O teste da rosa
Digamos que você tem uma rosa. Uma só. Antes que eu continue, ela me interrompe: de que cor? Pensei na rosa, mas não pensei na cor. Cor-de-rosa, digo. Ela faz uma carinha de quem não aprova. Rosa cor-de-rosa, que falta de imaginação! Branca, me corrijo. Branca, não, ela corta. Vermelha. Tá bem. Uma rosa vermelha. Vermelhinha? Sim, vermelhíssima. Da cor de sangue vivo.
Digamos que você tem uma rosa, recomeço. É a única rosa que existe no mundo. A última? Não interessa. No caso é a única. E é sua. Digamos que você quer dar essa rosa a alguém. E se eu não quiser dar? Aí a história acaba. Continuo? Continua. Você tem que dar essa rosa a alguém. Uma pessoa só? Sim, uma só. Fui dar corda, a menina não para de falar. Verdadeira matraca. Já quer saber por que tem de dar rosa. Se é dela e única, não vai dar a ninguém. Vai vender.

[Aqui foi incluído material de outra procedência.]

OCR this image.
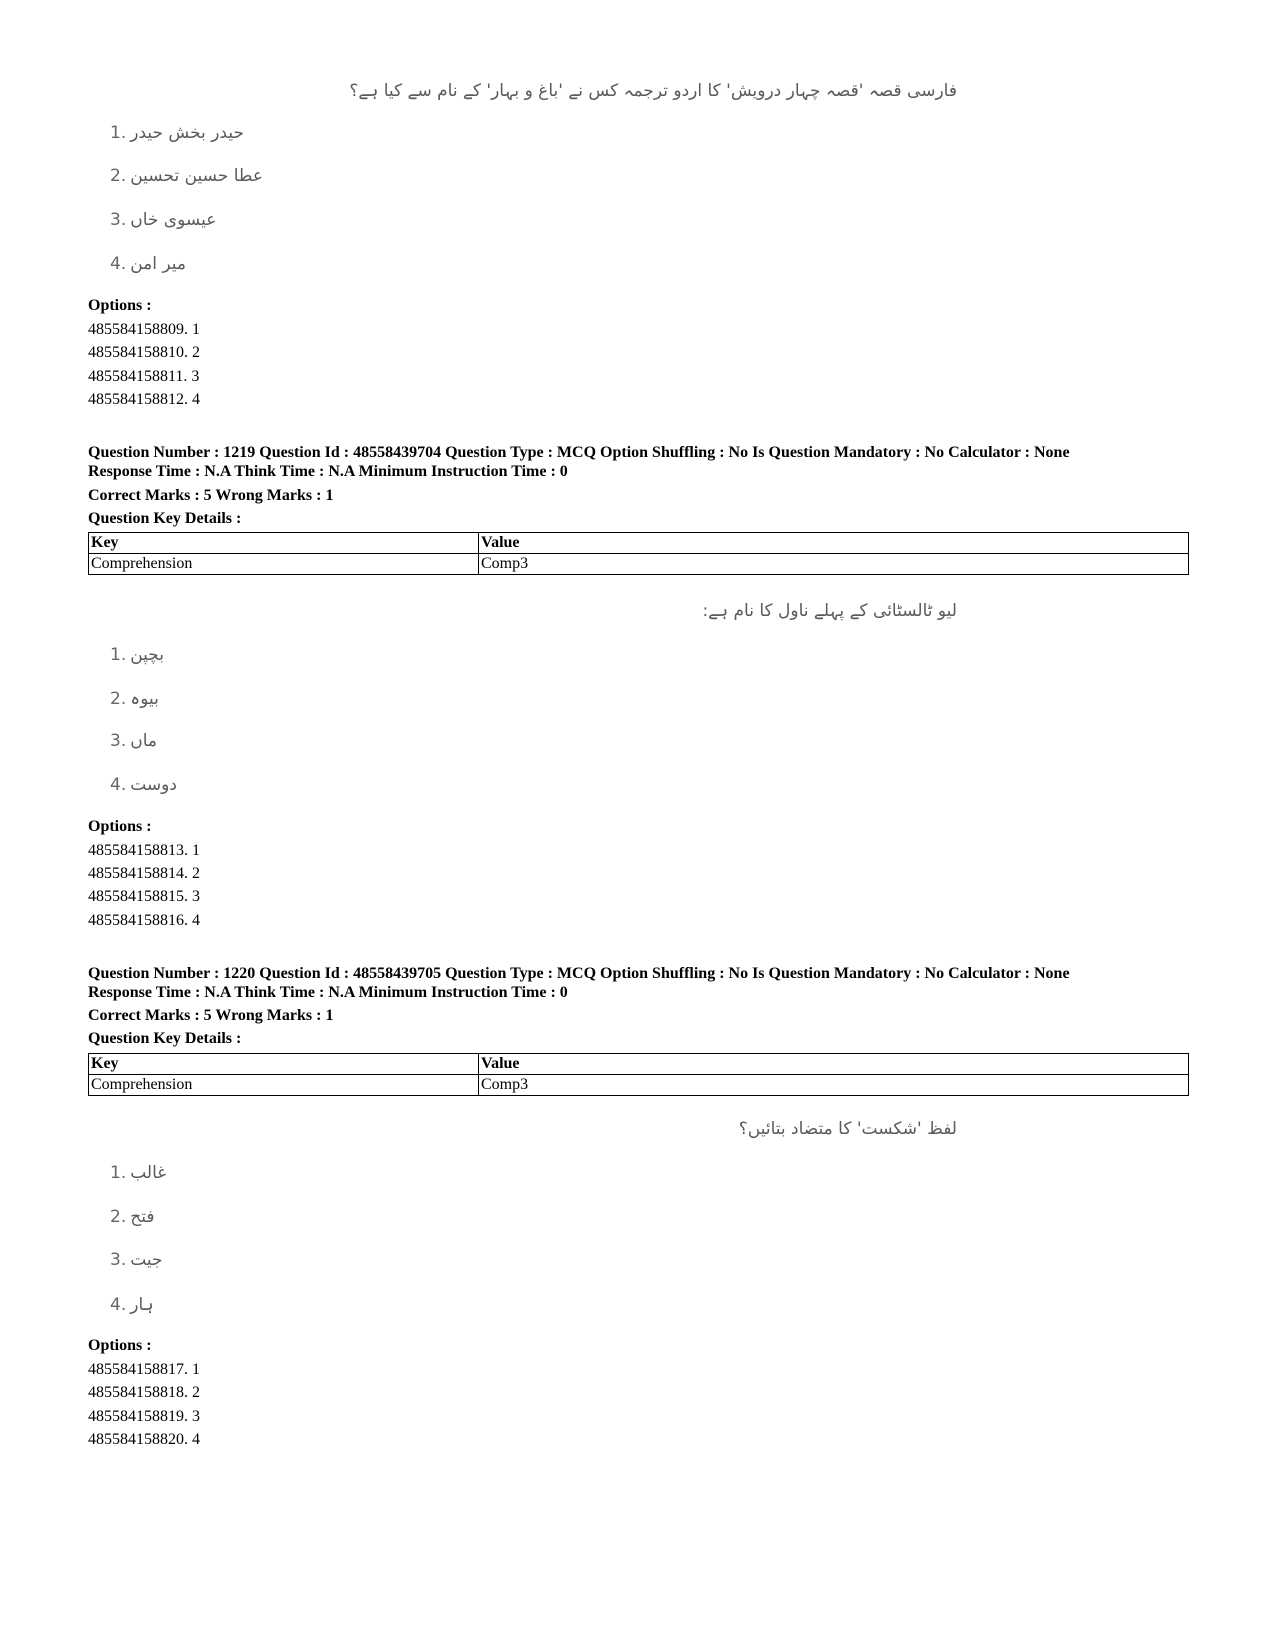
فارسی قصہ 'قصہ چہار درویش' کا اردو ترجمہ کس نے 'باغ و بہار' کے نام سے کیا ہے؟
1. حیدر بخش حیدر
2. عطا حسین تحسین
3. عیسوی خاں
4. میر امن
Options :
485584158809. 1
485584158810. 2
485584158811. 3
485584158812. 4
Question Number : 1219 Question Id : 48558439704 Question Type : MCQ Option Shuffling : No Is Question Mandatory : No Calculator : None
Response Time : N.A Think Time : N.A Minimum Instruction Time : 0
Correct Marks : 5 Wrong Marks : 1
Question Key Details :
Key	Value
Comprehension	Comp3
لیو ٹالسٹائی کے پہلے ناول کا نام ہے:
1. بچپن
2. بیوہ
3. ماں
4. دوست
Options :
485584158813. 1
485584158814. 2
485584158815. 3
485584158816. 4
Question Number : 1220 Question Id : 48558439705 Question Type : MCQ Option Shuffling : No Is Question Mandatory : No Calculator : None
Response Time : N.A Think Time : N.A Minimum Instruction Time : 0
Correct Marks : 5 Wrong Marks : 1
Question Key Details :
Key	Value
Comprehension	Comp3
لفظ 'شکست' کا متضاد بتائیں؟
1. غالب
2. فتح
3. جیت
4. ہار
Options :
485584158817. 1
485584158818. 2
485584158819. 3
485584158820. 4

Mas a história é assim: é a única, a última rosa do mundo. E você tem que passar pra frente. Se não der, ela explode e queima a sua mão. Carinha de nojo, ela resmunga: rosa que explode e pega fogo, essa não. Finjo que não ouço e vou adiante. Você vai entregar essa rosa a quem mais a merece. A faladeira quer saber se a rosa é bonita. Lindíssima, já disse. Fresquinha. A última e mais bela rosa do mundo. Não, não pode guardar. Nem pode vender.
Novas tentativas de sair do script, mas eu fecho todas as portas. Não pode mudar. Não interessa quem inventou. É o teste da rosa. Existe desde o princípio do mundo, digo convicto. E cale a boca, por favor. Mais um minuto e a rosa estoura na sua mão. Não é bomba, mas estoura. História inventada é assim. Rosa estoura e pronto. Você tem que dar a rosa pra alguém que a merece. A pessoa que você mais ama. Dona do seu coração. Vale, vale tudo. Gente grande, ou criança. Quem você quiser. Não, não podem ser duas pessoas. Mesmo casadas, morando na mesma casa, não pode. Também não vale. Pétala por pétala, não. É a rosa inteira, perfumada. Uma beleza. Já disse que é a mais bonita do mundo. Nunca mais vai existir outra igual. E depressa, senão explode. Na sua mão, não no vaso. Fresquinha, com gotas de orvalho que brilham como pequenos sóis. Vamos logo, quem? A quem você dá essa rosa? Ela sorri, zombeteira, e me faz a pergunta fatal: você está crente que eu dou pra você, não está?